There was strong opposition to our participation in combat because that was against our tradition. We started a campaign explaining why we also had to fight […] We as women were even more oppressed than men and therefore had the right as well as the will and the strength to fight. We insisted on our military training and being given weapons.

In 21st century Africa, tradition remains the patriarchal revolver with which women’s rights are gunned down. Whether it is the right to contraceptives or abortion or to same-sex relationships, we hear the same mantra again and again, “It is not African tradition.”

So let us ask, then, what exactly is African tradition ? Is it African tradition to deny women equal rights to land, inheritance, divorce, decision-making and property ? Is it African tradition to prohibit African women from being in control of their own bodies ? Is it African tradition to mutilate girls’ and women’s vaginas ? Is it African tradition to force women into polygamy, or to a pay bride price ? Is it African tradition to kill women accused of being witches or who wear certain types of clothes ? Shamefully, yes, the answer is yes.

To be clear, tradition in itself is not a problem. Tradition is simply a form of human activity through which groups of people – families, institutions, ethnic groups, countries etc. – find meaning and structure in togetherness. For a continent that has been colonised by Arabs and Europeans, tradition is an important tool for cultural pride, to insist on our uniqueness, spiritual knowledge, cultural memory, and to preserve dignity.

Furthermore, the African continent is home to some of the most enchanting traditions on earth such as veneration to ancestors, griots, festivals, masquerades, ritual, dance, you name it. It is also African tradition to show respect for female power, to honour mutuality between the genders, to listen when women say that they have had enough. In fact, in no other continent have women enjoyed as much power historically as in Africa.

But while it is understandable that Africans celebrate our traditions at large, in those indefensibely many instances where tradition infringes on women’s rights, the key 21st century challenge for African feminists is to prevent the sacrifice of women’s rights in the name of tradition.

The scope of this task cannot be understated. But the good news is that tradition is like a muscle – to grow powerful, it needs to be exercised. The feminist challenge is to make the “traditional muscles” that beat women down flaccid.

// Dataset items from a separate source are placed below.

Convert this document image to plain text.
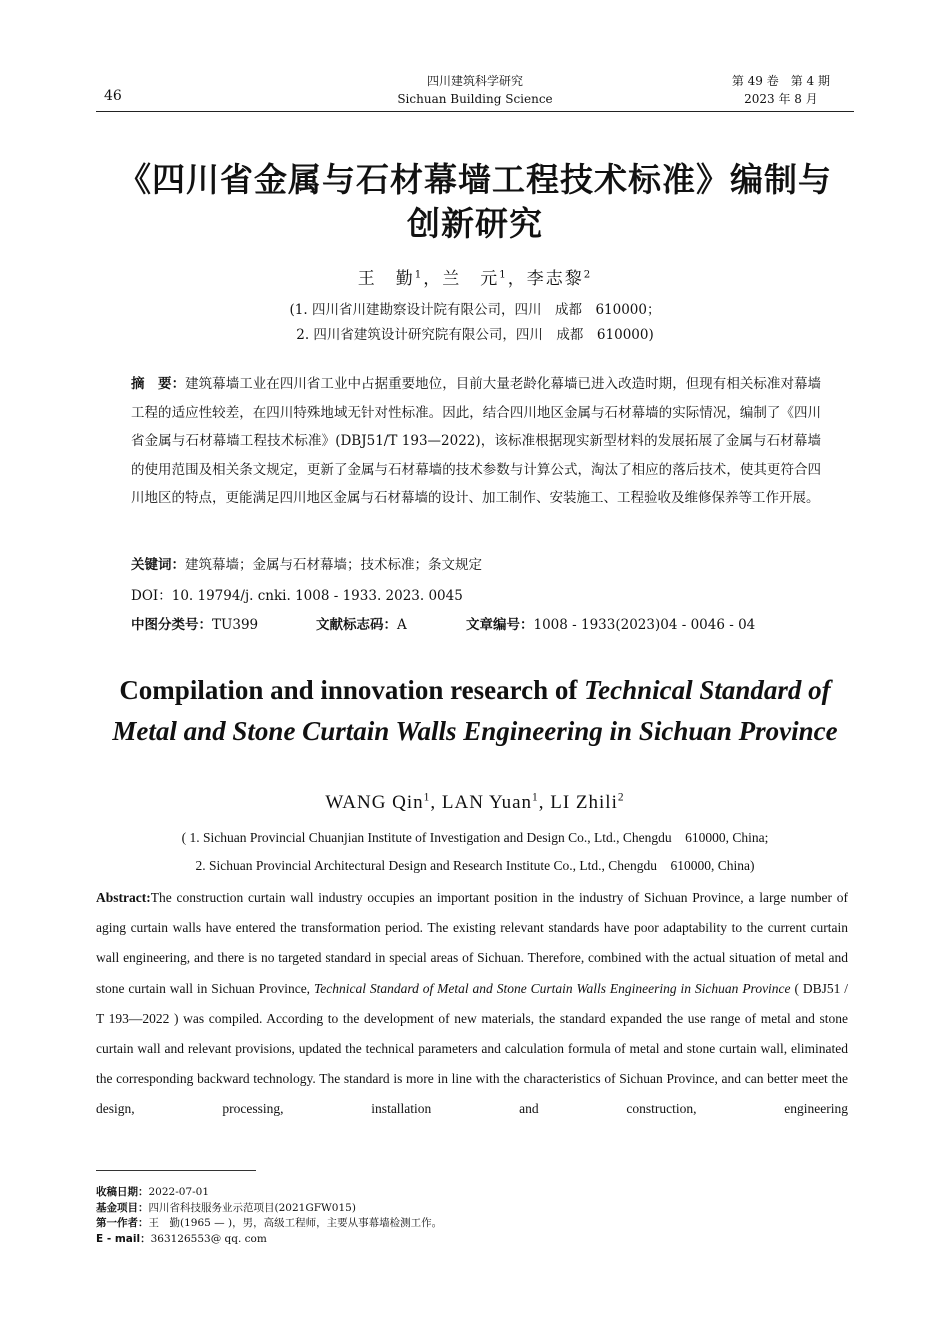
46
四川建筑科学研究
Sichuan Building Science
第 49 卷　第 4 期
2023 年 8 月
《四川省金属与石材幕墙工程技术标准》编制与
创新研究
王　勤$^1$，兰　元$^1$，李志黎$^2$
(1. 四川省川建勘察设计院有限公司，四川　成都　610000；
2. 四川省建筑设计研究院有限公司，四川　成都　610000)
摘　要：建筑幕墙工业在四川省工业中占据重要地位，目前大量老龄化幕墙已进入改造时期，但现有相关标准对幕墙工程的适应性较差，在四川特殊地域无针对性标准。因此，结合四川地区金属与石材幕墙的实际情况，编制了《四川省金属与石材幕墙工程技术标准》(DBJ51/T 193—2022)，该标准根据现实新型材料的发展拓展了金属与石材幕墙的使用范围及相关条文规定，更新了金属与石材幕墙的技术参数与计算公式，淘汰了相应的落后技术，使其更符合四川地区的特点，更能满足四川地区金属与石材幕墙的设计、加工制作、安装施工、工程验收及维修保养等工作开展。
关键词：建筑幕墙；金属与石材幕墙；技术标准；条文规定
DOI：10. 19794/j. cnki. 1008 - 1933. 2023. 0045
中图分类号：TU399	文献标志码：A	文章编号：1008 - 1933(2023)04 - 0046 - 04
Compilation and innovation research of Technical Standard of Metal and Stone Curtain Walls Engineering in Sichuan Province
WANG Qin$^1$, LAN Yuan$^1$, LI Zhili$^2$
( 1. Sichuan Provincial Chuanjian Institute of Investigation and Design Co., Ltd., Chengdu　610000, China;
2. Sichuan Provincial Architectural Design and Research Institute Co., Ltd., Chengdu　610000, China)
Abstract:The construction curtain wall industry occupies an important position in the industry of Sichuan Province, a large number of aging curtain walls have entered the transformation period. The existing relevant standards have poor adaptability to the current curtain wall engineering, and there is no targeted standard in special areas of Sichuan. Therefore, combined with the actual situation of metal and stone curtain wall in Sichuan Province, Technical Standard of Metal and Stone Curtain Walls Engineering in Sichuan Province ( DBJ51 / T 193—2022 ) was compiled. According to the development of new materials, the standard expanded the use range of metal and stone curtain wall and relevant provisions, updated the technical parameters and calculation formula of metal and stone curtain wall, eliminated the corresponding backward technology. The standard is more in line with the characteristics of Sichuan Province, and can better meet the design, processing, installation and construction, engineering
收稿日期：2022-07-01
基金项目：四川省科技服务业示范项目(2021GFW015)
第一作者：王　勤(1965 — )，男，高级工程师，主要从事幕墙检测工作。
E - mail：363126553@ qq. com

To achieve this, we’ll need to instead pump up muscles that hitherto have been neglected. That is to say, we need to create new traditions. Women are doing this already, mind you. They are creating new queer marriage traditions, they are founding matriarchal villages, they are reimagining what traditional art looks like, they are reinterpreting mythology, and they are annulling marriages to children. They are rooting new traditions in women’s oldest tradition – feminism. Because no other tool has proven as effective as feminism in challenging traditions that oppress women. In fact, feminism itself is an African tradition.